By Marianne Coil
Learning a simple shuffle step as a 3-year-old started dancer Christopher Tompkins on a journey to 56 countries. Now back home in Johnson County, he’s starting a professional cabaret theater at Stage to Screen Studios.
His first show, Indiana’s Got Talent, opens Friday, Oct. 12 and runs on weekends through Oct. 21. He emphasizes it’s not a contest but a show featuring professional entertainers. To compensate for road closures around the Greenwood business district, he’s running a buy-one-get-one sale on tickets for the first production.
During Indiana’s Got Talent, patrons will see a variety program, including a concert pianist, a magician, a comedian, a ventriloquist and three vocal acts. This is the first in a series of six productions scheduled through April.
The intimate, 76-seat theater is in a building formerly used by a Greenwood department store and a church. The first three rows of seats have cocktail tables and Grafton Peek Catering will manage beverages and snacks. Caterer Jason West said typical charges for beer, wine and liquor would be $3, $5 and $6, respectively. West said it’s exciting to be a part of the theater’s effort.
Also in development – an open-mic night for stand-up comedians called Laugh Sabbath every Sunday at 7 p.m. The first show is set for Oct. 21, Tompkins said. The Facebook pages of Powerhouse Laughs and Gutty’s Comedy Club confirm their collaboration in providing the talent.
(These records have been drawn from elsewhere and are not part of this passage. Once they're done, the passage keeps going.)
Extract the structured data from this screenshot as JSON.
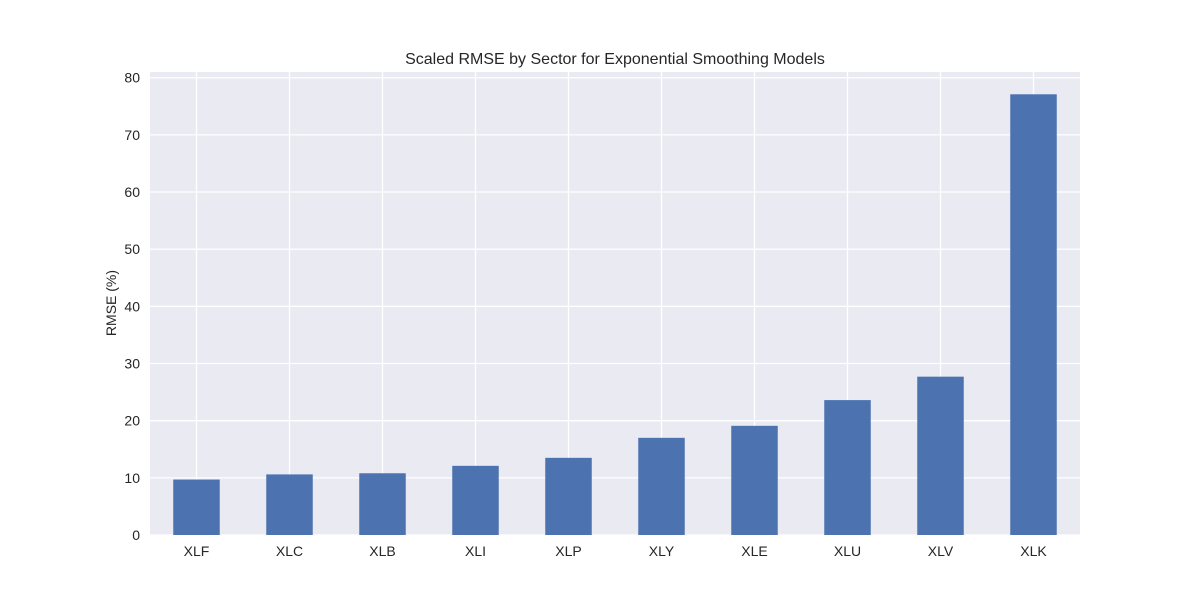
{
  "chart_data": {
    "type": "bar",
    "title": "Scaled RMSE by Sector for Exponential Smoothing Models",
    "xlabel": "",
    "ylabel": "RMSE (%)",
    "categories": [
      "XLF",
      "XLC",
      "XLB",
      "XLI",
      "XLP",
      "XLY",
      "XLE",
      "XLU",
      "XLV",
      "XLK"
    ],
    "values": [
      9.7,
      10.6,
      10.8,
      12.1,
      13.5,
      17.0,
      19.1,
      23.6,
      27.7,
      77.1
    ],
    "ylim": [
      0,
      81
    ],
    "yticks": [
      0,
      10,
      20,
      30,
      40,
      50,
      60,
      70,
      80
    ],
    "grid": true,
    "legend": "none",
    "colors": {
      "bar": "#4c72b0",
      "plot_background": "#eaeaf2",
      "grid": "#ffffff"
    }
  }
}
Tompkins was checking out real estate for the future theater, when he drove by the Walker Plaza at 350 S. Madison Ave. after a leasing sign went up. He arranged a visit and when he walked in, he sensed “beautiful energy” for a performance space.
After a career as a dancer, cruise director and hotel sales and marketing manager, the Franklin native returned to the area to be near his elderly parents and a sister with Down Syndrome.
He’d been looking for an executive job at a performing arts center but nothing opened for him close to home.
Tompkins decided to start Stage to Screen Studios, a dual-purpose training academy and theater for professional artists. Classes are open to students ages 8 and up and courses are designed to prepare singers, dancers, actors and designers for careers.
A typical semester for a teen or an adult studying musical theater would run 14 weeks for a fee of $700. Tompkins said the academy has 34 enrollees and includes a special-needs component in which his sister, Stephanie, is enrolled. The teachers are well-known area professionals with extensive experience.
Work in the professional cabaret is audition-based and pays wages. Tompkins said the house is non-union to enable more people to accept jobs.
His first teacher in Franklin, Saralee Mann, recognized his talent and told his parents he needed to study with someone in Indianapolis. Tompkins went to Helene Charisse, sister-in-law of dancer Cyd Charisse, and to several instructors associated with Butler University.
After high school, he had $35 in his pocket when he left for New York City on a Greyhound bus in the late 1970s. Staying with a friend, Tompkins waited tables in Greenwich Village while he trained and auditioned. Early breaks included a role in an off-off-Broadway show that eventually moved to off-Broadway and he went to the Poconos with a musical production company.
Back in Indianapolis for a few years, Tompkins got another break as choreographer for the dance team of the NBA’s Indiana Pacers. He said he pestered the front office about a job until he was granted an interview. “They hired me dancing unseen,” he said, adding that before a meeting with the dancers, a team executive said, “You really can dance, can’t you?”
Following a friend’s advice, Tompkins found a job as a dancer-singer on cruise ships run by the Sitmar and Princess lines and eventually became a cruise director. In Greenwood, he’ll revive Holidazzle, a seasonal show from the cruise repertoire.
His career in hotel sales began in a job with Carlson Companies at an Indianapolis Radisson, where he booked a national convention with a hospitality event involving a road rally for 33 limousines. After this stint, he went back to New York City for more training and auditions until he decided to pursue opportunities in Las Vegas.
In the 1990s, the Miss Universe pageant had to make a last-minute move to Las Vegas because of political unrest in the original hosting country and Tompkins landed a job helping to stage the pageant. He said this opened doors for him to stage other high-profile events on the Las Vegas Strip, including the opening number of an ESPY Awards show.
As he turned 40, Tompkins said he thought he should re-enter the hotel marketing industry and was engaged in multiple development projects in the Southeast. “I got a degree in life.”
At home again, he said focusing on just making money is not enough. His goal in bringing long-term cultural plans to fruition in Johnson County is to be successful for “the betterment of all.”